– Искусством?
– Не знаю. Но он точно больше стихосложение любит.
Грейс улыбнулась, кажется, самой себе, посмотрела по сторонам и, убедившись в том, что вокруг никого, взяла Осборна за руки и, в наслаждении моментом, положила голову ему на грудь. Сердце его билось неспокойно.
– Он понимает и завидует, вот и все.
– А я в этом виноват? – вздохнул Осборн.
Грейс посмотрела на него, на длинную шею, аккуратный подбородок, длинные, чуть завитые, ресницы, ровный нос. Нежно-оранжевое солнце светило над его головой, подсвечивало распушившиеся после душа волосы, и казалось, что Осборн вдруг превратился в святого.

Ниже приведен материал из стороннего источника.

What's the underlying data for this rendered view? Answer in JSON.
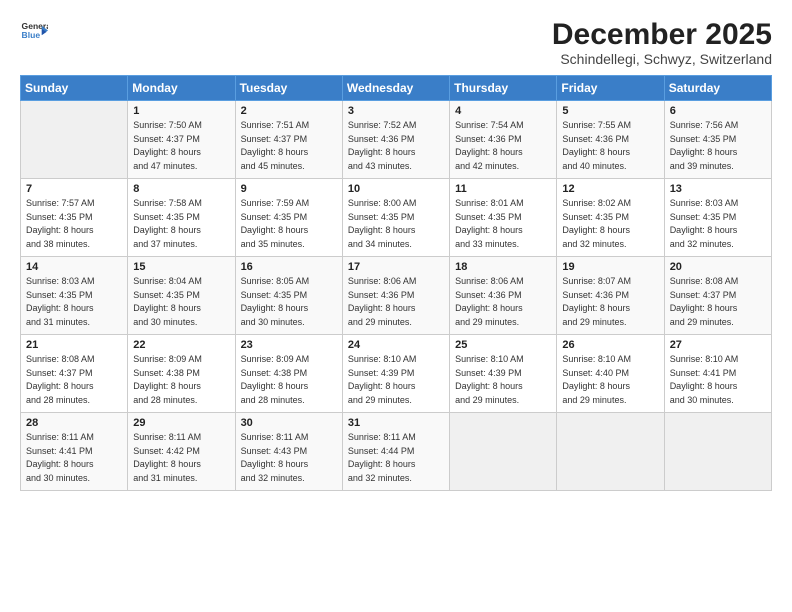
{
  "logo": {
    "line1": "General",
    "line2": "Blue"
  },
  "title": "December 2025",
  "subtitle": "Schindellegi, Schwyz, Switzerland",
  "weekdays": [
    "Sunday",
    "Monday",
    "Tuesday",
    "Wednesday",
    "Thursday",
    "Friday",
    "Saturday"
  ],
  "weeks": [
    [
      {
        "day": "",
        "sunrise": "",
        "sunset": "",
        "daylight": ""
      },
      {
        "day": "1",
        "sunrise": "Sunrise: 7:50 AM",
        "sunset": "Sunset: 4:37 PM",
        "daylight": "Daylight: 8 hours and 47 minutes."
      },
      {
        "day": "2",
        "sunrise": "Sunrise: 7:51 AM",
        "sunset": "Sunset: 4:37 PM",
        "daylight": "Daylight: 8 hours and 45 minutes."
      },
      {
        "day": "3",
        "sunrise": "Sunrise: 7:52 AM",
        "sunset": "Sunset: 4:36 PM",
        "daylight": "Daylight: 8 hours and 43 minutes."
      },
      {
        "day": "4",
        "sunrise": "Sunrise: 7:54 AM",
        "sunset": "Sunset: 4:36 PM",
        "daylight": "Daylight: 8 hours and 42 minutes."
      },
      {
        "day": "5",
        "sunrise": "Sunrise: 7:55 AM",
        "sunset": "Sunset: 4:36 PM",
        "daylight": "Daylight: 8 hours and 40 minutes."
      },
      {
        "day": "6",
        "sunrise": "Sunrise: 7:56 AM",
        "sunset": "Sunset: 4:35 PM",
        "daylight": "Daylight: 8 hours and 39 minutes."
      }
    ],
    [
      {
        "day": "7",
        "sunrise": "Sunrise: 7:57 AM",
        "sunset": "Sunset: 4:35 PM",
        "daylight": "Daylight: 8 hours and 38 minutes."
      },
      {
        "day": "8",
        "sunrise": "Sunrise: 7:58 AM",
        "sunset": "Sunset: 4:35 PM",
        "daylight": "Daylight: 8 hours and 37 minutes."
      },
      {
        "day": "9",
        "sunrise": "Sunrise: 7:59 AM",
        "sunset": "Sunset: 4:35 PM",
        "daylight": "Daylight: 8 hours and 35 minutes."
      },
      {
        "day": "10",
        "sunrise": "Sunrise: 8:00 AM",
        "sunset": "Sunset: 4:35 PM",
        "daylight": "Daylight: 8 hours and 34 minutes."
      },
      {
        "day": "11",
        "sunrise": "Sunrise: 8:01 AM",
        "sunset": "Sunset: 4:35 PM",
        "daylight": "Daylight: 8 hours and 33 minutes."
      },
      {
        "day": "12",
        "sunrise": "Sunrise: 8:02 AM",
        "sunset": "Sunset: 4:35 PM",
        "daylight": "Daylight: 8 hours and 32 minutes."
      },
      {
        "day": "13",
        "sunrise": "Sunrise: 8:03 AM",
        "sunset": "Sunset: 4:35 PM",
        "daylight": "Daylight: 8 hours and 32 minutes."
      }
    ],
    [
      {
        "day": "14",
        "sunrise": "Sunrise: 8:03 AM",
        "sunset": "Sunset: 4:35 PM",
        "daylight": "Daylight: 8 hours and 31 minutes."
      },
      {
        "day": "15",
        "sunrise": "Sunrise: 8:04 AM",
        "sunset": "Sunset: 4:35 PM",
        "daylight": "Daylight: 8 hours and 30 minutes."
      },
      {
        "day": "16",
        "sunrise": "Sunrise: 8:05 AM",
        "sunset": "Sunset: 4:35 PM",
        "daylight": "Daylight: 8 hours and 30 minutes."
      },
      {
        "day": "17",
        "sunrise": "Sunrise: 8:06 AM",
        "sunset": "Sunset: 4:36 PM",
        "daylight": "Daylight: 8 hours and 29 minutes."
      },
      {
        "day": "18",
        "sunrise": "Sunrise: 8:06 AM",
        "sunset": "Sunset: 4:36 PM",
        "daylight": "Daylight: 8 hours and 29 minutes."
      },
      {
        "day": "19",
        "sunrise": "Sunrise: 8:07 AM",
        "sunset": "Sunset: 4:36 PM",
        "daylight": "Daylight: 8 hours and 29 minutes."
      },
      {
        "day": "20",
        "sunrise": "Sunrise: 8:08 AM",
        "sunset": "Sunset: 4:37 PM",
        "daylight": "Daylight: 8 hours and 29 minutes."
      }
    ],
    [
      {
        "day": "21",
        "sunrise": "Sunrise: 8:08 AM",
        "sunset": "Sunset: 4:37 PM",
        "daylight": "Daylight: 8 hours and 28 minutes."
      },
      {
        "day": "22",
        "sunrise": "Sunrise: 8:09 AM",
        "sunset": "Sunset: 4:38 PM",
        "daylight": "Daylight: 8 hours and 28 minutes."
      },
      {
        "day": "23",
        "sunrise": "Sunrise: 8:09 AM",
        "sunset": "Sunset: 4:38 PM",
        "daylight": "Daylight: 8 hours and 28 minutes."
      },
      {
        "day": "24",
        "sunrise": "Sunrise: 8:10 AM",
        "sunset": "Sunset: 4:39 PM",
        "daylight": "Daylight: 8 hours and 29 minutes."
      },
      {
        "day": "25",
        "sunrise": "Sunrise: 8:10 AM",
        "sunset": "Sunset: 4:39 PM",
        "daylight": "Daylight: 8 hours and 29 minutes."
      },
      {
        "day": "26",
        "sunrise": "Sunrise: 8:10 AM",
        "sunset": "Sunset: 4:40 PM",
        "daylight": "Daylight: 8 hours and 29 minutes."
      },
      {
        "day": "27",
        "sunrise": "Sunrise: 8:10 AM",
        "sunset": "Sunset: 4:41 PM",
        "daylight": "Daylight: 8 hours and 30 minutes."
      }
    ],
    [
      {
        "day": "28",
        "sunrise": "Sunrise: 8:11 AM",
        "sunset": "Sunset: 4:41 PM",
        "daylight": "Daylight: 8 hours and 30 minutes."
      },
      {
        "day": "29",
        "sunrise": "Sunrise: 8:11 AM",
        "sunset": "Sunset: 4:42 PM",
        "daylight": "Daylight: 8 hours and 31 minutes."
      },
      {
        "day": "30",
        "sunrise": "Sunrise: 8:11 AM",
        "sunset": "Sunset: 4:43 PM",
        "daylight": "Daylight: 8 hours and 32 minutes."
      },
      {
        "day": "31",
        "sunrise": "Sunrise: 8:11 AM",
        "sunset": "Sunset: 4:44 PM",
        "daylight": "Daylight: 8 hours and 32 minutes."
      },
      {
        "day": "",
        "sunrise": "",
        "sunset": "",
        "daylight": ""
      },
      {
        "day": "",
        "sunrise": "",
        "sunset": "",
        "daylight": ""
      },
      {
        "day": "",
        "sunrise": "",
        "sunset": "",
        "daylight": ""
      }
    ]
  ]
}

– Все мы несем свое бремя. Тебя когда-то поймут, нужно просто подождать, – сказала Грейс и, оглядевшись и не увидев никого, кто мог бы заметить их, поцеловала Осборна в щеку. – Позвони мне, как освободишься. Если что, поезжай домой один.
– Я буду ждать тебя на остановке. – Улыбнулся успокоившийся Осборн и направился к студии, которая виднелась за углом цветочного магазина. Вскоре он скрылся за дверью, попрощавшись с Грейс еще одним верным взглядом.
Грейс вновь была предоставлена сама себе, пусть и на пятнадцать минут. Всю свободу она растратила на путь до кафе, в которое ее пригласила встретиться Руби.
У каждого в Ластвилле есть любимый сквер, дом или магазин. Не очень многолюдный город любит порядок, чтобы даже пара-тройка сотен человек были отлаженными винтиками в часах. Грейс дошла до своего места: небольшой площади, в центре которой величественно возвышался чумной столб. У фонтана, установленного чуть поодаль, сидели люди и наслаждались прохладой. Там же был и главный музей города. Он, двухэтажный, украшенный лепниной и статуями, не вписывался в облик города: было в его мраморной помпезности что-то бунтарское. От музея мощеные дорожки уходили вниз, к переулкам, к небольшому пруду, в котором плавали лебеди, и дальше, по лабиринту улочек, к южному пригороду Ластвилля. По левую сторону от чумного столба звучали мелодиями кафе и магазины, населившие первые этажи двухэтажных домов. Дорожка, уплывавшая в тени кустов в правую сторону, вела к маленькому скверу, где в окружении библиотеки, школы и магазина сувениров, утопленный в оранжевое море листьев, стоял главный храм Ластвилля, остроконечной верхушкой поднимавшийся высоко над городком. Грейс любила этот сквер. Он казался ей самым живописным местом во всем городе.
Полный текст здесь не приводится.